AlexeyAB / darknet

YOLOv4 / Scaled-YOLOv4 / YOLO - Neural Networks for Object Detection (Windows and Linux version of Darknet )
http://pjreddie.com/darknet/
Other
21.56k stars 7.94k forks source link

increase upscaling #8875

Open ravi-lourem opened 6 months ago

ravi-lourem commented 6 months ago

@AlexeyAB If one want to increase upsampling before third yolo detection, then do one has to modify only in upsampling stride ? or else need for any other changes in conv filter. Thanks.. any help is appreciated

rajaththomson commented 5 months ago

To increase the upsampling before third detection, you may need to modify more than just the upsampling stride:

Upsampling Stride: Increasing the upsampling stride will result in a larger feature map but this solution may not alone be sufficient. For instance, changing the stride from 2 to 4 will quadruple the area of the feature map.

Convolutional Filters: you might also need to adjust the convolutional filters that follow, as the size and characteristics of the feature map have changed. You may need to experiment with the number of filters, the size of the filters, and the stride of the convolutional layers that come after the upsampling so that it works effectively with the new upscaled size.

Receptive Field Adjustment: With increased upsampling, the receptive field of the convolutional layers changes. The receptive field is the region in the input space that a particular CNN's feature is looking at. You may need to adjust the kernel size or the architecture of the convolutional layers to maintain an effective receptive field for the detection task.
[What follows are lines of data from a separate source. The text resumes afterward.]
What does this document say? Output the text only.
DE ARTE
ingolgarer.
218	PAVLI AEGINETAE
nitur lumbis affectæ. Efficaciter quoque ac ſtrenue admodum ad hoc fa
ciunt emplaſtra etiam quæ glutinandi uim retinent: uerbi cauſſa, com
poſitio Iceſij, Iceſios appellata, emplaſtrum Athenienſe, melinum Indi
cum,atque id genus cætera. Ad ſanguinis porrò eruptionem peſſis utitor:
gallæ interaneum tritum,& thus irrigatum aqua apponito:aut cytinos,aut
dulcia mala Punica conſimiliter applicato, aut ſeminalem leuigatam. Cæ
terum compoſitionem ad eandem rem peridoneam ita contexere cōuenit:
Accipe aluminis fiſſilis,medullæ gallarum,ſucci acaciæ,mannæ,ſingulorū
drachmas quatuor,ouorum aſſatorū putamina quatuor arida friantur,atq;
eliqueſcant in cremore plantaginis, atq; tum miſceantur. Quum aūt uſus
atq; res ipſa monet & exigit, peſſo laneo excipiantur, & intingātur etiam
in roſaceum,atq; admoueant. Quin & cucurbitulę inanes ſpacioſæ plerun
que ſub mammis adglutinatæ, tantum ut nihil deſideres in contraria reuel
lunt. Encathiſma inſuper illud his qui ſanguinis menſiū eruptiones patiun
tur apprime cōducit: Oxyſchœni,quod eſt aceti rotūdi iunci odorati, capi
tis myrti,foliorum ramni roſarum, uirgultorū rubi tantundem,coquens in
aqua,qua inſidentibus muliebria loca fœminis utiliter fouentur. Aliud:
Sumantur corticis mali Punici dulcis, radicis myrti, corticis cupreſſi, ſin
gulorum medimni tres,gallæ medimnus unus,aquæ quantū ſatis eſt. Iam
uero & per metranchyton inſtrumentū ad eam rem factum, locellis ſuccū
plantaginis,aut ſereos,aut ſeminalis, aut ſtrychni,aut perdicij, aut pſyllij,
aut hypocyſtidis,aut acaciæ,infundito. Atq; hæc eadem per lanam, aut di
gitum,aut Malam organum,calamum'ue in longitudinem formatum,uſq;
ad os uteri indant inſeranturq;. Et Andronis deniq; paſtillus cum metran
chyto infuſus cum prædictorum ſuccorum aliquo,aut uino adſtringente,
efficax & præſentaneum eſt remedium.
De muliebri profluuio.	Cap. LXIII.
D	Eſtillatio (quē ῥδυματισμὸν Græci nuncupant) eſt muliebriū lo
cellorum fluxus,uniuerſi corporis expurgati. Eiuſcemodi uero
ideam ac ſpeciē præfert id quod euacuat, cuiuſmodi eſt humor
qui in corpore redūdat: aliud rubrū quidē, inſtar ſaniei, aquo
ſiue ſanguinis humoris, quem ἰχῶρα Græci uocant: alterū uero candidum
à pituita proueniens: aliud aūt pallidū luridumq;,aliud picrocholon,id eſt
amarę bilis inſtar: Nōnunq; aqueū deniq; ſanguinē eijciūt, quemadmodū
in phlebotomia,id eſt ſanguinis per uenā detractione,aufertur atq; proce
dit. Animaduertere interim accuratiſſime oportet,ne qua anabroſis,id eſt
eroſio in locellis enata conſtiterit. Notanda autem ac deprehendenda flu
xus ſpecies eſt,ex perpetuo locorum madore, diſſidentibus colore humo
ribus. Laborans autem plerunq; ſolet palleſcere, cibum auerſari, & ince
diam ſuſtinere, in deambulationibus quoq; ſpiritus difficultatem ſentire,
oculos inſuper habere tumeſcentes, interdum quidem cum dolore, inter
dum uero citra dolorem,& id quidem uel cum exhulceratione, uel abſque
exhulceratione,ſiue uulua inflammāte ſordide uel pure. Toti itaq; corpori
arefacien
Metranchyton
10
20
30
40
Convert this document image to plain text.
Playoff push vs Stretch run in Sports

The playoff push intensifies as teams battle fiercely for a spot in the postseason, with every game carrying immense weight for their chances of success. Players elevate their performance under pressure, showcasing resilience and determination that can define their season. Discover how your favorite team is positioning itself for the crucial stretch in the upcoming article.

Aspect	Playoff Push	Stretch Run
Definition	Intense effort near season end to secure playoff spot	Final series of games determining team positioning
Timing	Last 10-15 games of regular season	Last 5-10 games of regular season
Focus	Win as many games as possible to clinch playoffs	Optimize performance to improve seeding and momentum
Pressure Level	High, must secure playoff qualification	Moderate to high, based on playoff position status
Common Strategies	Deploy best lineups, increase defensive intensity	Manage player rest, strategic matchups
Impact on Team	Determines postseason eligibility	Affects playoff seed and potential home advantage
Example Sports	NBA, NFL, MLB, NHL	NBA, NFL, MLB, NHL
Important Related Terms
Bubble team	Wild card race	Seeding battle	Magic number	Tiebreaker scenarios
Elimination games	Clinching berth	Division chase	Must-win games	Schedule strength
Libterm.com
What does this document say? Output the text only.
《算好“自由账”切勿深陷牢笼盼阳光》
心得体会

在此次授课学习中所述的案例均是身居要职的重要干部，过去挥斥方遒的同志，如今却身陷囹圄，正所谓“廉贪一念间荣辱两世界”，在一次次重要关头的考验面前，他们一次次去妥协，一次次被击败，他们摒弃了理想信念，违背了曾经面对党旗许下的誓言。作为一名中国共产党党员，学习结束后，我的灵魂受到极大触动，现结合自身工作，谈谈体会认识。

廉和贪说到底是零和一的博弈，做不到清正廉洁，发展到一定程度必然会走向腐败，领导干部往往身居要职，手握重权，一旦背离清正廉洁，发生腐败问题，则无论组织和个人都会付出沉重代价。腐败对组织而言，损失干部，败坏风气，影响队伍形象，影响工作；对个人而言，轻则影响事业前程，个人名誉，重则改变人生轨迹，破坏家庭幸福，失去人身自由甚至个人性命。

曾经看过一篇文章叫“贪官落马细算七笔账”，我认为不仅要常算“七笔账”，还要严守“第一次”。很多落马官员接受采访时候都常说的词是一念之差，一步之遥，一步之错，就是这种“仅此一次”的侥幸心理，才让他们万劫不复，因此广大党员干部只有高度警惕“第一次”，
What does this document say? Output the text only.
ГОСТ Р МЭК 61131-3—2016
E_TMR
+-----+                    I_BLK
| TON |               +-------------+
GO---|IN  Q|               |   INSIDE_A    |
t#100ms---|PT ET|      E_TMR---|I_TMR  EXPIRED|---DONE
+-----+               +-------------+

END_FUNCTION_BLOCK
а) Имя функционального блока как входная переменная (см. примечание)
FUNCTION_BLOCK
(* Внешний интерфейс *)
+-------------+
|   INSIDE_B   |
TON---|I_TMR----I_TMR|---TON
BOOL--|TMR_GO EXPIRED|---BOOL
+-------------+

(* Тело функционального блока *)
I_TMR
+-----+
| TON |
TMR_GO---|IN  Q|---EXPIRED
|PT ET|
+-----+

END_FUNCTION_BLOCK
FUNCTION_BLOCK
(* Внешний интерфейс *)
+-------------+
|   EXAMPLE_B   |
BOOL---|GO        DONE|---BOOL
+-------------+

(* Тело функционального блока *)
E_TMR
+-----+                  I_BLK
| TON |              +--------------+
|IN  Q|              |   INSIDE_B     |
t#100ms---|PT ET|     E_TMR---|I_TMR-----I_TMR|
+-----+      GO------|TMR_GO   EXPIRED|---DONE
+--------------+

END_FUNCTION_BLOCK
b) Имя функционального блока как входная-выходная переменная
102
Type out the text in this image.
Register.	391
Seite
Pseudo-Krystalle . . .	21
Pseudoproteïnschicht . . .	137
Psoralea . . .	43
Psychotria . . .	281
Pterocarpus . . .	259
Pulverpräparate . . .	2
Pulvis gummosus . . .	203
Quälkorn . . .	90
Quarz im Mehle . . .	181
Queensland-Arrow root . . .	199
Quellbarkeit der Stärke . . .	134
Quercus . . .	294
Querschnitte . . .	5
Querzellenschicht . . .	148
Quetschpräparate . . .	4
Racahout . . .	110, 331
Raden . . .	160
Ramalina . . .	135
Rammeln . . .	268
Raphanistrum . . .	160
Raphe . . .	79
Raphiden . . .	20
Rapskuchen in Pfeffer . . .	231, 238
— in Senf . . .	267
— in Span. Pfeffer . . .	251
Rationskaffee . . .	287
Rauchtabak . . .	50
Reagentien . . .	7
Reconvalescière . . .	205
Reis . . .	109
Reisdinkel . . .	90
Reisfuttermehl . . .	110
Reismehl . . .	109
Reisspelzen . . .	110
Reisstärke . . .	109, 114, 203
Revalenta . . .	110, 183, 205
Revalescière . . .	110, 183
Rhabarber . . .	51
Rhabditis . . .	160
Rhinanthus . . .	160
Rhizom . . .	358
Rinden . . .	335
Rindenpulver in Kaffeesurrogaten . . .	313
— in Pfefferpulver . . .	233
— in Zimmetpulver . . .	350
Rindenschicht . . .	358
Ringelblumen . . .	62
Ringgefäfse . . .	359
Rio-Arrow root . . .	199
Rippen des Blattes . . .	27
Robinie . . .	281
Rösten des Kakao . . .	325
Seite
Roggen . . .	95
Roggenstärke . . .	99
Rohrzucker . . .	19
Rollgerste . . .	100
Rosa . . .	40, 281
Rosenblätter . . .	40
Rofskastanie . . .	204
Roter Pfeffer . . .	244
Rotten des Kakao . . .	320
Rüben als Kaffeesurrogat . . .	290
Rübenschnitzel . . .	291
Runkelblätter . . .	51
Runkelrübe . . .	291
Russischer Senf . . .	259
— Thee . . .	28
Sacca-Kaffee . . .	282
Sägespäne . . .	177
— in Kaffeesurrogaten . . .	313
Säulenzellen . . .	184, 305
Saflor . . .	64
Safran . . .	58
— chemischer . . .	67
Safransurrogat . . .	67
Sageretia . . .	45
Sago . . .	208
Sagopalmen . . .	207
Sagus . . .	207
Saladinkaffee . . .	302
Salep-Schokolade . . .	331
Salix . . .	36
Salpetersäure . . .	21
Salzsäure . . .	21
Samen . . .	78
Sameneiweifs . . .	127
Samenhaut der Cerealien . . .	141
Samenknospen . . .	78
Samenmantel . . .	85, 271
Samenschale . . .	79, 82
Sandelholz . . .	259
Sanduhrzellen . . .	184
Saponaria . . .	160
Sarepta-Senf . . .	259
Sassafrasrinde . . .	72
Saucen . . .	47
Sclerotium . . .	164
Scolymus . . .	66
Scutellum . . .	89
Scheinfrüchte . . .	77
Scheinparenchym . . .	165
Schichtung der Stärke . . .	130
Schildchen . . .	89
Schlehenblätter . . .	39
Anchor Boxes: In YOLO, anchor boxes are predefined bounding boxes used to detect objects. After changing the upsampling scale, you might need to revisit the sizes of these anchor boxes. They should be aligned with the scale of the objects you expect to detect after the upsampling.

Feature Extraction Layers: Consider whether the earlier layers in the network provide sufficient feature extraction for the higher resolution that will result from increased upsampling. You may need to deepen or adjust the network to extract more detailed features.